Last Sunday I think God spoke to me just when I wasn’t listening. I should have been paying
more attention, after all I was in the middle of a church service. Trouble was it was nearly time for the sermon and I was checking my notes.
The service to which I refer was the last of this year’s welcome services for students beginning placements. These are always occasions that ripple with hope so it’s good to be involved.
What got my attention was a collision between two sentences. Neither of the sentences was particularly noteworthy in its own right. However, they must have been whizzing around somewhere in my head because all of sudden they bumped into each other and the noise they made sounded like God.
Sentence one came from the church’s moderator who was leading worship. He observed that the large council estate on which the church is set is, according to all the indexes, one the most deprived parts of the country. I knew this. I used to live down the road. The reputation matched the statistics.
Sentence two came from the church secretary as she told the story of God leading them to invite one of our students to become their minister-in-training: “It’s never easy to find someone to minister in an area like this.” True, indeed a commonplace observation.
But throw those two sentences together and what an indictment! What an utterly irreconcilable and damning contradiction! After all this is supposed to be Christian ministry that we are talking about. You know ministry in the name of Christ, for the sake of Christ and according to the example of Christ.
Just how Christian is a ministry that shies away from the most needy areas? Isn’t that what the incarnation is all about? You know, God seeing our need and plunging into the thick of it rather than shouting at us from a distance or commuting in now and again?
To the extent that Baptist ministry as a whole joins the queue into the suburbs or goes looking for the chance to escape to the country (or our fond-imagined picture of the country), to the extent that it rushes to put its name down for a church in Pleasantville, to that extent it ceases to be worthy of the label Christian.
Indeed such a state of affairs is a denial of Christ; it is a ministry that speaks his name while repudiating his way of life. If our ministry were truly Christian then the neediest areas would find it easiest to attract a minister.
I know all the justifications of this unGodly perversion – you’d be surprised how many people tried them out on me to in an attempt to persuade me not to move from my first ministry in a large suburban church to lead a small congregation in a former mining area.
Some might say, “We are all simply following the Lord’s call.” If that’s true, why has God stopped calling people to minister to the most needy? Has there been a divine change of mind about the poor that has passed me by?
Some might point to church growth theory and urge that we continue to exert our evangelistic efforts in those areas where we seem to get the best response. But since when has it been OK to pursue mission in a way that denies the very heart of the gospel, sacrificing faithfulness to the way of Christ on the altar of easily measurable “success”?
None of this is to point the finger at any particular minister in any particular church. There is human need everywhere and we are called to minister to that need. But it is most definitely to point the finger at our Baptist ministry as a whole.

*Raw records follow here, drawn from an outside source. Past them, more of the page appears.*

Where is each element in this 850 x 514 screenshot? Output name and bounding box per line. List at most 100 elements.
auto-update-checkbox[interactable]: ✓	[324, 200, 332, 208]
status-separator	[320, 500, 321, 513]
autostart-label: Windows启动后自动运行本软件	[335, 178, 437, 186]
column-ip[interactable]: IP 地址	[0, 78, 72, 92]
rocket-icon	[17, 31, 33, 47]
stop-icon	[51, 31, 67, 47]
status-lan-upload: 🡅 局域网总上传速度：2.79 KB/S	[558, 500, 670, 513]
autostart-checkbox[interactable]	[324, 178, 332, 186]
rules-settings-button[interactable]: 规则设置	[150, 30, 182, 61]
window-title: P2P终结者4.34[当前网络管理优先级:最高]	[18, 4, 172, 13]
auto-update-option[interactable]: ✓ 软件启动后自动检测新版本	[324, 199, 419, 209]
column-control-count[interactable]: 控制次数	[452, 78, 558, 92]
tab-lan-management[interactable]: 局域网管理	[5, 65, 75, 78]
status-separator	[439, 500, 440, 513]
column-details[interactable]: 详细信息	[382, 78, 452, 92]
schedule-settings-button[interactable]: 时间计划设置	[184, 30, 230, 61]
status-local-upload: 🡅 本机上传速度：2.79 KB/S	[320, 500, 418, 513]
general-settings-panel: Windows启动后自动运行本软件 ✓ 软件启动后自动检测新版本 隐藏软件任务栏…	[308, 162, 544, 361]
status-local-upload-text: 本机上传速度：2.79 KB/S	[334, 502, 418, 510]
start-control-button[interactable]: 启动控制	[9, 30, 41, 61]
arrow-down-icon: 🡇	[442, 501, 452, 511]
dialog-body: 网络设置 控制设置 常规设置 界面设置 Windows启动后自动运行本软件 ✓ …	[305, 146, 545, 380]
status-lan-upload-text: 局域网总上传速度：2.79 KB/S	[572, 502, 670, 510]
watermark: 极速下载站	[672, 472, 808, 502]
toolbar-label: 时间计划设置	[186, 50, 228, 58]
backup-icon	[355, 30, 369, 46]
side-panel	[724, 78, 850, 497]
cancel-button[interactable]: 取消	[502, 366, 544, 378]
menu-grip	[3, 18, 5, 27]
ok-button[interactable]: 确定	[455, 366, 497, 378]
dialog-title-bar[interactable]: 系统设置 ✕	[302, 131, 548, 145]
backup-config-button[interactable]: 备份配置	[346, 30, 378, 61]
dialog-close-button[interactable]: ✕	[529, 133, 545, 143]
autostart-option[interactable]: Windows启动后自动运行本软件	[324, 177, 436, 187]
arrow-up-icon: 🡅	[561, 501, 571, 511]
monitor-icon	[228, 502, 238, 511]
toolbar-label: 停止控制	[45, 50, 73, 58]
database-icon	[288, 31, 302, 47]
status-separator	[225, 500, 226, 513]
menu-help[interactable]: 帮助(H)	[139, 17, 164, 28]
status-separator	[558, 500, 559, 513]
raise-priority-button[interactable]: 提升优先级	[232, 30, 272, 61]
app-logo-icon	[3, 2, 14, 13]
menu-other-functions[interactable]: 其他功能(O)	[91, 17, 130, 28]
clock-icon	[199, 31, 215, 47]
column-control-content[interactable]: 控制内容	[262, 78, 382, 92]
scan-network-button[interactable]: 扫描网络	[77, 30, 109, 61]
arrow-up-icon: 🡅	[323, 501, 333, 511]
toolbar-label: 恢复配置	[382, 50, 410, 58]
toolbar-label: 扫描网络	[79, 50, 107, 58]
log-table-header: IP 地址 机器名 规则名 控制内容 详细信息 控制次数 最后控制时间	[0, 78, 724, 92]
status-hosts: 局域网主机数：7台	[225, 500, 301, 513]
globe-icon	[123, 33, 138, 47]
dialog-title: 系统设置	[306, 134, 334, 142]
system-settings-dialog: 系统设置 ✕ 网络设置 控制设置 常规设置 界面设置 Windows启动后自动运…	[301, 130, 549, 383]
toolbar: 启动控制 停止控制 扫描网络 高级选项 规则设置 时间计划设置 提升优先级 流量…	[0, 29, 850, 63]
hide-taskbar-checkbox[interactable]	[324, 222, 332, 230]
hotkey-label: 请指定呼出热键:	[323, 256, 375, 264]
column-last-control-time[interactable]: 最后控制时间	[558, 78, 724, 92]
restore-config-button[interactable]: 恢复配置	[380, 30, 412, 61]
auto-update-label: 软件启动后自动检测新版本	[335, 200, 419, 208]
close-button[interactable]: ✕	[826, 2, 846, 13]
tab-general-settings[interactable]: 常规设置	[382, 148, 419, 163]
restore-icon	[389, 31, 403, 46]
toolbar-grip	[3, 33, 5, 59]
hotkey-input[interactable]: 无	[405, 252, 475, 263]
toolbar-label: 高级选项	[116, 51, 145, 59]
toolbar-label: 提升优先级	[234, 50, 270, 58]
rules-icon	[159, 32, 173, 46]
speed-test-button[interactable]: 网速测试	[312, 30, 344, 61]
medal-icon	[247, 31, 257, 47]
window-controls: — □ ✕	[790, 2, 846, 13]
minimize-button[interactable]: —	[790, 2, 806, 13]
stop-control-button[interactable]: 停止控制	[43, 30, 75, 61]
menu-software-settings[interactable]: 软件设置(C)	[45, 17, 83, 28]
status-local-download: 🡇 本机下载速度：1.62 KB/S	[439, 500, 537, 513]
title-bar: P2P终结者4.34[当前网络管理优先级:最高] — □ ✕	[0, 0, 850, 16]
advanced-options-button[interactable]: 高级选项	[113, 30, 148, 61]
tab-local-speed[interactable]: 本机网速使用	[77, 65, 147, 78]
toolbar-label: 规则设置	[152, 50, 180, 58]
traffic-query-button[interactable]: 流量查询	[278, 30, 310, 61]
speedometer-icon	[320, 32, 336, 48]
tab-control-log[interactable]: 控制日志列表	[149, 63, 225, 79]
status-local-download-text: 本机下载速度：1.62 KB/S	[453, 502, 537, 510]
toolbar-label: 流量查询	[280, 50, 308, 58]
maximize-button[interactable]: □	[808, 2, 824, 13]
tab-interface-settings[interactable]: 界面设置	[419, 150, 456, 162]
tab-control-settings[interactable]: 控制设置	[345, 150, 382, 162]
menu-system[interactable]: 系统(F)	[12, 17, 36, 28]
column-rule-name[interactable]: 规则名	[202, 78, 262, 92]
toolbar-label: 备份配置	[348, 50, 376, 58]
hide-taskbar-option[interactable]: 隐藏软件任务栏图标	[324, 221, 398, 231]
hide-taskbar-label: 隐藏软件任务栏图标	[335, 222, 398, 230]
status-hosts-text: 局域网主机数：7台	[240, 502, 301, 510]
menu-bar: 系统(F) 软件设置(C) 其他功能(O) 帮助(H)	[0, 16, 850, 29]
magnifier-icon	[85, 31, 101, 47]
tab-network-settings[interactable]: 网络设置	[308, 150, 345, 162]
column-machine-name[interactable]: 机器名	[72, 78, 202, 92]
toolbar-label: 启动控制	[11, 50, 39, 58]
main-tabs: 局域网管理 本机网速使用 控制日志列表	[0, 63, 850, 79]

Whatever the justifications they aren’t worth tuppence as long as the collective reality denies the way of Christ. Until things change perhaps we should stop calling our ministry Christian.
My turn to do a month's worth of comment pieces for the Baptist Times' "Outside Edge" column has come round again. With the agreement of the editor I'm going to post my BT article here. To check out the Baptist times as a whole click here.
5 comments:
Small churches, tough contexts - only girls and students need apply. Sorry, that's cynical, but I was recently struck, when doing a guest preach at a former work colleague's church, by a comment to the effect that that's how it is. And my experience seems to fit.
The sad thing, I think, is that some small churches feel they have no option but to take these people because 'no one better will look at them' (ouch!) and some ministers get stuck in tough places because 'no one else will look at them' (double ouch).
I sometimes think that small churches in tough contexts need plural ministers when what they can afford is less than one.
Rant over!
Good stuff.
Of course it isn't just pastors who are guilty on this count. On a political level it's always telling how many councillors (of all parties: I reckon mine is not quite so bad at this as the others but still pretty poor) represent the most deprived areas but won't go and live in them. Not saying that people absolutely have to live in the area they stand for, but they could at least consider moving there once elected.
Ditto people who work for charities.
Ditto people who are part of church plants in neighbourhoods with a lot of poverty.
You can tell a lot about people by the company they keep and where they live is pretty reflective of the company they keep.
It's a real problem, especially if the denomination has minimal standards for housing.
it has standards for housing?
try small and multi-faith and see who will go there!